Detection of 30% absolute improvement in ORR from 0.3 to 0.6 at month 12 with the addition of chemotherapy (2-sided α = 0.05, β = 0.8) required 49 patients per arm. Assuming modest loss to follow-up, accrual goal was 120. Comparisons were based on intention-to-treat (ITT) analysis. Between arms, 12-month ORR, incidence of per-patient specific serious adverse events, and proportion of patients with undetectable HIV at month 12 were compared using Fisher exact test. TTR was compared between arms using the Mantel–Haenszel rate ratio. PFS and OS were evaluated using Kaplan–Meier methodology with log–rank test to compare arms. Multivariate analysis of ACTG TIS risk factors employed Cox regression. Difference in CD4 reconstitution between arms was evaluated with the Mann–Whitney test. We evaluated intragroup changes in QOL scores between baseline and month 12 (Wilcoxon signed-rank test), changes between baseline and month 12 QOL scores between the 2 groups (Mann–Whitney test), and the relationship between clinical responses and global QOL (Kruskal–Wallis test). Given multiple comparisons in QOL analysis, P < 0.01 was considered statistically significant, whereas 0.01 < P < 0.05 represented important trends. In addition to ITT analyses, secondary planned as treated analysis was performed for 12-month ORR and OS.
Role of the Funding Sources
Study planning, design, implementation, analysis, and write-up were performed entirely by the investigators.
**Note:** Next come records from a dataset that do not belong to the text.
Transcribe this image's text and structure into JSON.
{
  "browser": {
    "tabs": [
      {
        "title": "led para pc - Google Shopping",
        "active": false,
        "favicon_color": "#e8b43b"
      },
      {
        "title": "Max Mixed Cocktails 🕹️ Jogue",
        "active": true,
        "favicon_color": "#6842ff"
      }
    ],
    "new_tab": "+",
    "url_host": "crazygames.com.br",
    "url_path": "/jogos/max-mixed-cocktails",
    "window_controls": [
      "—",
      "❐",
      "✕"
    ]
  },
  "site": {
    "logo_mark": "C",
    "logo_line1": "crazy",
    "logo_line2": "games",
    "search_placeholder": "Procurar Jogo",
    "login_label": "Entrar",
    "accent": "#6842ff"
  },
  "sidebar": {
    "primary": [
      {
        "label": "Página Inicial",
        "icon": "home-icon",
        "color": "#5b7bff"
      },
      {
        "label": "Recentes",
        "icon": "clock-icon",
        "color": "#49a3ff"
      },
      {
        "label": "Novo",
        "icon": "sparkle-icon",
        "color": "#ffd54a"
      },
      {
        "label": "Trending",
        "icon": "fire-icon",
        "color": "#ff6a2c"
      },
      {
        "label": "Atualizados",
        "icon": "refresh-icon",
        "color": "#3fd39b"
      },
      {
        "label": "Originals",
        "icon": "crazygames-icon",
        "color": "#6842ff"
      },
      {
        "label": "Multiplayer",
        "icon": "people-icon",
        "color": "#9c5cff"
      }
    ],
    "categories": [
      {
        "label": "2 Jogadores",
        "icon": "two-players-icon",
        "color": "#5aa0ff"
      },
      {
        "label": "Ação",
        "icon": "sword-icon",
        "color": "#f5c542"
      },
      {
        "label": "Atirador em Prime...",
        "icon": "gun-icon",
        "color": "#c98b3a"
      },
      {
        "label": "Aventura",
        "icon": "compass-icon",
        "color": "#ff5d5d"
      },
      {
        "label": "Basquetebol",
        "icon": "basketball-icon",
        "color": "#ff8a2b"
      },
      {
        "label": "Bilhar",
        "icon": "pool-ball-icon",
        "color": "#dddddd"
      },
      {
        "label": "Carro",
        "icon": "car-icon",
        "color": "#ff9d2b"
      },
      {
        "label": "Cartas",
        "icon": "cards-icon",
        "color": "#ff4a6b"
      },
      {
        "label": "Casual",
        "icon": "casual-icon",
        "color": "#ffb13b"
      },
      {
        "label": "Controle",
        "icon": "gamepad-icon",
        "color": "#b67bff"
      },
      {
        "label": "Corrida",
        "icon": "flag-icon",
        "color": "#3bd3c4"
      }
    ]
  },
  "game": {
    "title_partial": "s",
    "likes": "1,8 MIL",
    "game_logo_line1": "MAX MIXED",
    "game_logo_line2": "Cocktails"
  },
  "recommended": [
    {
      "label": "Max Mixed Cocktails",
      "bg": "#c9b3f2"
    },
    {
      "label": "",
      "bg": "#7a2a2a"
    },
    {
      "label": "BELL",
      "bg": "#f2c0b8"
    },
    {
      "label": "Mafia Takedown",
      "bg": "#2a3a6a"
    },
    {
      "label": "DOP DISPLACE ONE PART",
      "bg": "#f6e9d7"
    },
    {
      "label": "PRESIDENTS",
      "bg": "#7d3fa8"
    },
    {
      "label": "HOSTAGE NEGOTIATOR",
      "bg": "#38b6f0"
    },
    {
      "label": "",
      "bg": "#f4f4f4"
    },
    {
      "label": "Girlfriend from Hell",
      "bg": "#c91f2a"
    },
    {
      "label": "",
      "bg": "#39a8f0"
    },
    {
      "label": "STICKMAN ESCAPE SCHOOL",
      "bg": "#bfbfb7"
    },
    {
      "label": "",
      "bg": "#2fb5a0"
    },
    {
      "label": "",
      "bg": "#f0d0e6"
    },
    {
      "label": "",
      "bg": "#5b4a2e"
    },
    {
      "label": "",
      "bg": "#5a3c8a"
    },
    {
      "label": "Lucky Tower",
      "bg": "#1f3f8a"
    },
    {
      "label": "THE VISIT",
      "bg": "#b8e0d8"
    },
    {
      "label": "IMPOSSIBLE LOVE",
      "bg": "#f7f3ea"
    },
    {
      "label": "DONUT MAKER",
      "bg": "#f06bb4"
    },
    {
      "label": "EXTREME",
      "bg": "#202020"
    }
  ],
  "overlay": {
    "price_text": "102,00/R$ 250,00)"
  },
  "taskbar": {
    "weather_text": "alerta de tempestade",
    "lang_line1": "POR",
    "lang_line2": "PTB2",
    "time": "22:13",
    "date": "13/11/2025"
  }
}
Funders had no role in conceptualization, planning, design, analysis, or writing of this manuscript.
Study Subjects, Randomization, and Follow-up Events
From 2003 to 2009, 310 patients were screened; 112 were eligible, consented, and randomized (59 to HAART and 53 to CXT) and followed for up to 12 months (Fig. 1). Table 1 illustrates baseline demographic characteristics. Notably, 110 of 112 were black, 55% were women, 69% were from the urban area of Durban, and 31% were rural residents of KZN. Ninety-three percent were on poor risk based on modified ACTG criteria: 89% had advanced disease with a high tumor burden (T1), 54% had a CD4 count <150 cells per microliter (I1) (58% had CD4 <200 cells/μL), and 42% had inflammatory “B” symptoms or a history of opportunistic infection (S1), including a history of treated tuberculosis in 16 subjects.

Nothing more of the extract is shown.